Find the equation of the plane that contains the point (1,-1,2) and is perpendicular to both the planes 2x+3y-2z=5 and x+2y-3z=8.

Answer 1

Equation of plane containing the point $(1,-1,2)$ is

$a(x-1)+b(y+1)+c(z-2)=0$ .....(1)

Plane 1 is perpendicular to plane $2x+3y-2z=5$.

Therefore, $2a+3b-2c=0$ .......(2)

Also, plane 1 is perpendicular to plane $x+2y-3z=8$.

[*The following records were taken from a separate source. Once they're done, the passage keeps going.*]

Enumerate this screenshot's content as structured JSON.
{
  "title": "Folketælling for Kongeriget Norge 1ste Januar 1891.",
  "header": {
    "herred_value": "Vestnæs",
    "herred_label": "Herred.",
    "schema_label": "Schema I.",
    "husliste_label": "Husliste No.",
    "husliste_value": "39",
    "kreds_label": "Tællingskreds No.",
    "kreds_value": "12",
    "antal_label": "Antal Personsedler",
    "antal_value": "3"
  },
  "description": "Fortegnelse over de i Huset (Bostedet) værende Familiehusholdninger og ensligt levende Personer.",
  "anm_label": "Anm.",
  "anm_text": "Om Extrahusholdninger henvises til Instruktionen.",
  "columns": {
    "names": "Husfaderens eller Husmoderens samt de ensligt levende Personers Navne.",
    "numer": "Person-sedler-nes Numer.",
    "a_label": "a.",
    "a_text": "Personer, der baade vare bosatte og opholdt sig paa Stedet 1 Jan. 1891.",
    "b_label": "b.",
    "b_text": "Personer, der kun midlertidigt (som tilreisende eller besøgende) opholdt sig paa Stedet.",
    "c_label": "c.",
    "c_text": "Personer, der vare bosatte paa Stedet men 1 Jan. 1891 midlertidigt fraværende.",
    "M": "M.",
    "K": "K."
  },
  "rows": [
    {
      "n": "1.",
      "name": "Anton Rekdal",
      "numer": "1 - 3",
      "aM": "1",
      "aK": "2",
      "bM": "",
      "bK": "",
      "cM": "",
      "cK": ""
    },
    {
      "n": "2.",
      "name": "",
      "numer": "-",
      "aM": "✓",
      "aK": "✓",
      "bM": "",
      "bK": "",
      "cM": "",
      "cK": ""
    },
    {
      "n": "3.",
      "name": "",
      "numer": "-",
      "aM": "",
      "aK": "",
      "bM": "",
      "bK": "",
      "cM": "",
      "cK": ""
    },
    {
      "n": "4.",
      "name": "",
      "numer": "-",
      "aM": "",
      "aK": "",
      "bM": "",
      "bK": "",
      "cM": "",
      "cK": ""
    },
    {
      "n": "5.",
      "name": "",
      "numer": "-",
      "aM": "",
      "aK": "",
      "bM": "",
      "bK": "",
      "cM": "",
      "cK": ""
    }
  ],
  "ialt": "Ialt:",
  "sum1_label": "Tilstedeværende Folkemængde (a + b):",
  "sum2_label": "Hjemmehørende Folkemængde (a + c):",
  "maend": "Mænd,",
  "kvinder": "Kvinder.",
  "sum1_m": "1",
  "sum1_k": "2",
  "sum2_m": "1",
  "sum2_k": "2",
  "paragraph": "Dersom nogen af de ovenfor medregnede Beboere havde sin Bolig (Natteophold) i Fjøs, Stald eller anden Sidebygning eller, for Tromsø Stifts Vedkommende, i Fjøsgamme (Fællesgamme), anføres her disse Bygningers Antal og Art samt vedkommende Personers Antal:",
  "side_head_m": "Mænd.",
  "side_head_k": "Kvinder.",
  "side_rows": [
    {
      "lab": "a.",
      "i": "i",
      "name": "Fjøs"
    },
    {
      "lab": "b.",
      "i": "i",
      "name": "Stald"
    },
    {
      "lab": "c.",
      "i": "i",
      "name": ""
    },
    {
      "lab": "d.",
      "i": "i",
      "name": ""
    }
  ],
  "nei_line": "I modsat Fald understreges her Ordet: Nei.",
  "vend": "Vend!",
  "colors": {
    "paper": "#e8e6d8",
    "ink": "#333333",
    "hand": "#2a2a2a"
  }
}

Therefore, $a+2b-3c=0$ ...........(3)

From equation 2 and 3, we get,

$\frac{a}{-9+4}=\frac{b}{-2+6}=\frac{c}{4-3}$

$\frac{a}{-5}=\frac{b}{4}=\frac{c}{1}=\lambda$

$a=-5\lambda ,b=4\lambda ,c=\lambda$

On putting these values in equation 1,

we get,

$-5\lambda (x-1)+4\lambda (y+1)+\lambda (z-2)=0$

$-5(x-1)+4(y+1)+(z-2)=0$

$5x-4y-z-7=0$

This is the required equation of the plane.